如果爬取少量网页的话,直接request+xpath和用scrapy倒也没啥区别,如果爬取大量页面,scrapy这个异步框架就快很多很多了
安装
pip install Scrapy
创建
# 创建项目
scrapy startproject movie
# 创建spider,可以创建多个,从多个不同数据源抓取数据
cd movie
scrapy genspider douban douban.com
目录
movie/
scrapy.cfg # 部署配置文件,http://scrapyd.readthedocs.org/
movie/ # 项目的python模块,import目录下文件时从这里开始,比如from movie.items import MovieItem
__init__.py
items.py # model定义文件
middlewares.py # 中间件
pipelines.py # 处理spider生成的model
settings.py # 项目配置
spiders/ # 爬虫目录
__init__.py
douban.py # 刚创建的豆瓣spider,还可以再来个猫眼spider等等
items
import scrapy
class MovieItem(scrapy.Item):
id = scrapy.Field()
name = scrapy.Field()
rating = scrapy.Field()
kind = scrapy.Field()
duration = scrapy.Field()
showdate = scrapy.Field()
language = scrapy.Field()
country = scrapy.Field()
alternate_name = scrapy.Field()
synopsis = scrapy.Field()
poster = scrapy.Field()
artist = scrapy.Field()
trailer = scrapy.Field()
pic = scrapy.Field()
class ArtistItem(scrapy.Item):
film_id = scrapy.Field()
name = scrapy.Field()
avatar = scrapy.Field()
role = scrapy.Field()
class TrailerItem(scrapy.Item):
film_id = scrapy.Field()
video = scrapy.Field()
pic = scrapy.Field()
video_time = scrapy.Field()
name = scrapy.Field()
release_date = scrapy.Field()
class PicItem(scrapy.Item):
film_id = scrapy.Field()
pic = scrapy.Field()
spiders
这里用即将上映影片为例,主要操作就是start_urls定义入口页面,爬取完成后进入parse,解析完后yield 下一个爬取页面的Request并设置回掉函数,这个Request会进入到Scheduler等待请求,请求完后进入回掉函数,类似parse,然后解析,如果一条数据爬取完成可以生成item的model了,就yield相应的item进入 Item Pipelines,可以保存了。。。具体看一下官方介绍吧,https://doc.scrapy.org/en/latest/topics/architecture.html
import scrapy
import re
from movie.items import MovieItem
from movie.items import ArtistItem
from movie.items import TrailerItem
from movie.items import PicItem
class DoubanSpider(scrapy.Spider):
name = 'douban'
allowed_domains = ['douban.com']
start_urls = ['https://movie.douban.com/coming']

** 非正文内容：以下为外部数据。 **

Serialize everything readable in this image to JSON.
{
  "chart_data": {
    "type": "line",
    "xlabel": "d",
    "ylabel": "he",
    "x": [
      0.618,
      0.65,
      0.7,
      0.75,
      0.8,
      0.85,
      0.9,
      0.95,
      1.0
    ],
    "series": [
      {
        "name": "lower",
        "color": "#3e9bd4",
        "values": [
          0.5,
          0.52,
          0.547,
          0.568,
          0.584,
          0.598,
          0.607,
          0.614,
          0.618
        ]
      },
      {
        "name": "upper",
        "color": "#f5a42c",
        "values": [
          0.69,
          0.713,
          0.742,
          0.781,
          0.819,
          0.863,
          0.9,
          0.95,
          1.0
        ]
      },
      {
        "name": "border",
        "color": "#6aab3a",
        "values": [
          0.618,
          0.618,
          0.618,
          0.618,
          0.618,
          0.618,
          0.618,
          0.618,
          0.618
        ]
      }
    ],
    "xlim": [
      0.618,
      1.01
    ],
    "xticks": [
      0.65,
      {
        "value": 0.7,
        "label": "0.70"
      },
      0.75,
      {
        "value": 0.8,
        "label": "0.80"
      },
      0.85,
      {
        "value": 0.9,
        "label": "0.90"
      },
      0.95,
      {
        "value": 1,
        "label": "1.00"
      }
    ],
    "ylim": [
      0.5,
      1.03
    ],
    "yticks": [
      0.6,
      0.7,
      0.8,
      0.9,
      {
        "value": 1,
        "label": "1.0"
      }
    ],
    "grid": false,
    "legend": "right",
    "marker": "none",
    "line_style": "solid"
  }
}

def parse(self, response):
url_list = response.xpath('//*[@id="content"]/div/div[1]/table/tbody/tr/td[2]/a/@href').getall()
title_list = response.xpath('//*[@id="content"]/div/div[1]/table/tbody/tr/td[2]/a/text()').getall()
release_date_list = response.xpath('//*[@id="content"]/div/div[1]/table/tbody/tr/td[1]/text()').getall()
for i in range(len(release_date_list)):
release_date_list[i] = release_date_list[i].replace(' ', '').replace('\n', '')
for i in range(len(title_list)):
yield scrapy.Request(url_list[i], callback=self.spider_douban_movie)
def spider_douban_movie(self, response):
name = response.xpath('//*[@id="content"]/h1/span[1]/text()').get()
name = name.split(' ')[0].encode('utf-8')
if not name:
return
rating = response.xpath('//*[@id="interest_sectl"]/div[1]/div[2]/strong/text()').get()
kind = response.xpath('//*[@id="info"]/span[@property="v:genre"]/text()').getall()
kind = '/'.join(kind)
duration = response.xpath('//*[@id="info"]/span[@property="v:runtime"]/text()').get()
duration = duration and re.findall(r'(\d*)分钟', duration)[0]
release_date = response.xpath('//*[@id="info"]/span[@property="v:initialReleaseDate"]/text()').get()
showdate = release_date and re.findall(r'\d{4}-\d{2}-\d{2}', release_date)[0]
info = response.xpath('//*[@id="info"]').get()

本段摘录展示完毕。